Повисла длительная пауза, которую прервал Валерка:
— Виктор Андреевич, рассказывайте дальше, пожалуйста. Фиг с ними, с этими "носителями общечеловеческих ценностей". Всё с ними понятно.
— А мне непонятно, — тут же встрял Никита. — Игорь говорил, что это и есть оппозиционеры. То есть сейчас они есть. Откуда же они взялись, если все в войну передохли?
— Завелись, — пояснил Стригалёв. — Они обязательно заводятся, закон жизни. Это всё равно как дезинфекция убивает микробов, но сразу после неё они опять появляются. В самой стерильной операционной всё равно есть какое-то их количество. В воздухе, на предметах, на стенах… Везде. Уничтожить их полностью невозможно.

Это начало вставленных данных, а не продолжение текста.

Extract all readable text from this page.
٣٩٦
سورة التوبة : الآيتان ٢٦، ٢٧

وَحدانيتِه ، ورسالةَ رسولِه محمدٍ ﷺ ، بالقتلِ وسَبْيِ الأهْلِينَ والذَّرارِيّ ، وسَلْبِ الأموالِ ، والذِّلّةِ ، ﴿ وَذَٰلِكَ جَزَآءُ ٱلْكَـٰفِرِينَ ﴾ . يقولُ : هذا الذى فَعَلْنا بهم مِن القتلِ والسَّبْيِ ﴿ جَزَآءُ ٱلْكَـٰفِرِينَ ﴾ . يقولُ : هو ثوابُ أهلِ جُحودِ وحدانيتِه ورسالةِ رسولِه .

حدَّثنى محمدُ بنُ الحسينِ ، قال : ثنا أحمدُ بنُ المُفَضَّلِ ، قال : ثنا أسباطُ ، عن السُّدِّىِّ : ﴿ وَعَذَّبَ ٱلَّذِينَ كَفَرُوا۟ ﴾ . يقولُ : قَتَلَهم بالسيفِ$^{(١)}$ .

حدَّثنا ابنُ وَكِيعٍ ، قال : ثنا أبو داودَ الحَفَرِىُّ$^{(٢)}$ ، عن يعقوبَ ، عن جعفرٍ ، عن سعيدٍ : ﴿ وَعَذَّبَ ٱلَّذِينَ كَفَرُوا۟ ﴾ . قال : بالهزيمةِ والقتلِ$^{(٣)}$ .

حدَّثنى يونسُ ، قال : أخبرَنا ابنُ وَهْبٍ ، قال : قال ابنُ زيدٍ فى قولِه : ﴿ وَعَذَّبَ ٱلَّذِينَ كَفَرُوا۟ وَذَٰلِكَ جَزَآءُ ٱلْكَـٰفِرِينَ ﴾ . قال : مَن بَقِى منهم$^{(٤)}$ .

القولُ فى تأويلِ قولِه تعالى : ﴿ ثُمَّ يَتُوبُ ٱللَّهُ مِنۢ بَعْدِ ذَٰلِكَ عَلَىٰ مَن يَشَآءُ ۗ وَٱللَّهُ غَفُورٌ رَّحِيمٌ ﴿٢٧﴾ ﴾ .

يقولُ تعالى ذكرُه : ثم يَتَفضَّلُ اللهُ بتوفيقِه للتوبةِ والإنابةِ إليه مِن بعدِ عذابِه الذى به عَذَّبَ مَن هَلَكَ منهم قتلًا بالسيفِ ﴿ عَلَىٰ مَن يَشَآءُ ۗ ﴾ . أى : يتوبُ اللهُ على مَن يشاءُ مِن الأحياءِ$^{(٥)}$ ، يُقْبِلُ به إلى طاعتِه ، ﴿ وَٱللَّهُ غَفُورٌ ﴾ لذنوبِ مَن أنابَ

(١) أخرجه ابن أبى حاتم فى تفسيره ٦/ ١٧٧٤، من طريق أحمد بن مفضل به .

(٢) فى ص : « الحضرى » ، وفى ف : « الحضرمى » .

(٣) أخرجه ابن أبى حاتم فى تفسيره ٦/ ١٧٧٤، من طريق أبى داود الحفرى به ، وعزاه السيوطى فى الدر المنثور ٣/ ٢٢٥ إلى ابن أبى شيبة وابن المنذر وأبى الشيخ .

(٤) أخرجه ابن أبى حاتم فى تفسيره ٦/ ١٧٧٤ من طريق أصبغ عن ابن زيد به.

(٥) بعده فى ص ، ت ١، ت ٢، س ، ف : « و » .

Да и не нужно. Важно не допускать, чтобы они приносили людям вред.
— Угу, я понял, — кивнул Никита. — У нас таких изолируют. На Фобосе. Верно?
Он оглянулся на старших, ища поддержки.
— Точно, — подтвердил Паоло. — Если тяжелый случай, то отправляют именно туда.
— Так на чем, значит, я остановился? А, как раз на одичании. На самом деле в одиночку человеку после такой катастрофы никак не сохранить прежнего уровня развития. Потому что всех предвоенных знаний и достижений человечества не мог вместить в себя никакой мозг, будь ты хоть трижды гением. Да и не нужно это никому.
— Почему это? — ревниво спросил пионер.
— Потому что человек — существо коллективное. И многие вершины цивилизации принципиально недостижимы в одиночку, без создания, что называется, общественного производства. Да что там долго за примерами ходить. Вот я — хирург. Аппендэктомию, то есть удаление аппендикса, один сделать могу. Операционную подготовлю, анастезия местная, старым добрым полупроцентным раствором новокаина. Если случай не сложный, то справлюсь.
— А если сложный? — с подковыркой спросил Никита.
— Бывают такие случаи, что над аппендиксом бьешься дольше, чем над тем, что считается более сложным. Ретроцекальное расположение, спайки…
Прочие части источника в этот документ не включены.